Sony, TCI Show FED Flat Tube

A next-generation flat-tube display called FED may give videophiles much of what we had hoped for from the frustratingly delayed SED.

FED, fruit of a partnership between Sony and TCI, stands for Field Emission Display. To would-be fans of the Surface-conduction Electron-emitter Display, the name will sound as familiar as the acronym. The 19.2-inch prototype shown at a Japanese trade show has resolution of 1280 by 960 pixels, contrast of 20,000:1, supports frame rates of 24 to 240 frames per second, and shows no dead pixels even if up to 20 percent of the emitters fail. The developers say FED beats LCD and plasma in resolution. Availability and pricing are yet to be announced.

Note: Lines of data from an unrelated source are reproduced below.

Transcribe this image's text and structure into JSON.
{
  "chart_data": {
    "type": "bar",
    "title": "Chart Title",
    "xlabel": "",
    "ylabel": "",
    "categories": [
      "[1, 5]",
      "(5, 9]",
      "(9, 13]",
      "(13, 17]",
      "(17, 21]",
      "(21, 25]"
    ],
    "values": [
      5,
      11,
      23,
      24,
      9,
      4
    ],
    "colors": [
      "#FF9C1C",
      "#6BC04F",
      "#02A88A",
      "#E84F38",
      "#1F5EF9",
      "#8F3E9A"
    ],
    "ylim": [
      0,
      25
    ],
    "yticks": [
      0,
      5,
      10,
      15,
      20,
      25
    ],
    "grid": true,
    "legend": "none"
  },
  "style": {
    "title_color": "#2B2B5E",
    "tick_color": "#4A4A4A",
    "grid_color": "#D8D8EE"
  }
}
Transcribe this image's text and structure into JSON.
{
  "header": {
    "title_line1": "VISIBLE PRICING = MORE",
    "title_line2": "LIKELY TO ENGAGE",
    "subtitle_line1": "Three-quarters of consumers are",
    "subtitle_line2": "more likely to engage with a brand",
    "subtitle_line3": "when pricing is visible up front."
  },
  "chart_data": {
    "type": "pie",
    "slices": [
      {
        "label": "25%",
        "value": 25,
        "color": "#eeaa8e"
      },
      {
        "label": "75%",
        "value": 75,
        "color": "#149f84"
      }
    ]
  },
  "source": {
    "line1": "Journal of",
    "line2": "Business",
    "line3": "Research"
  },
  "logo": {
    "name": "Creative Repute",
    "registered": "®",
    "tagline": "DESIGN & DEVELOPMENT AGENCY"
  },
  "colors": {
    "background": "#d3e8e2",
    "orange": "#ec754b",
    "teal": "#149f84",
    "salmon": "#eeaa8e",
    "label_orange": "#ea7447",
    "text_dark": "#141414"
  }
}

According to Gizmodo, which broke the story to the English-speaking world, the difference between SED and FED is that the Sony/TCI version "uses a grid of carbon nanotubes to emit the electrons that excite phosphor dots in order to create the image." If I understand the original Japanese report correctly, which is highly debatable, the distinction between SED and FED lies in the shape of the electron emitters. SED fires electrons from a thin-film "nano slit" while FED fires them from a cone-shaped "supinto" emitter.

If you'd like to figure it out for yourself, here's the Gizmodo story, the Japanese original, and the Google translation.

This may be a cheap shot, but the translation concludes: "FED technology degree of completion is high, stopping development this way, the stripe sea urchin endures and or, it is wasted to bury social property."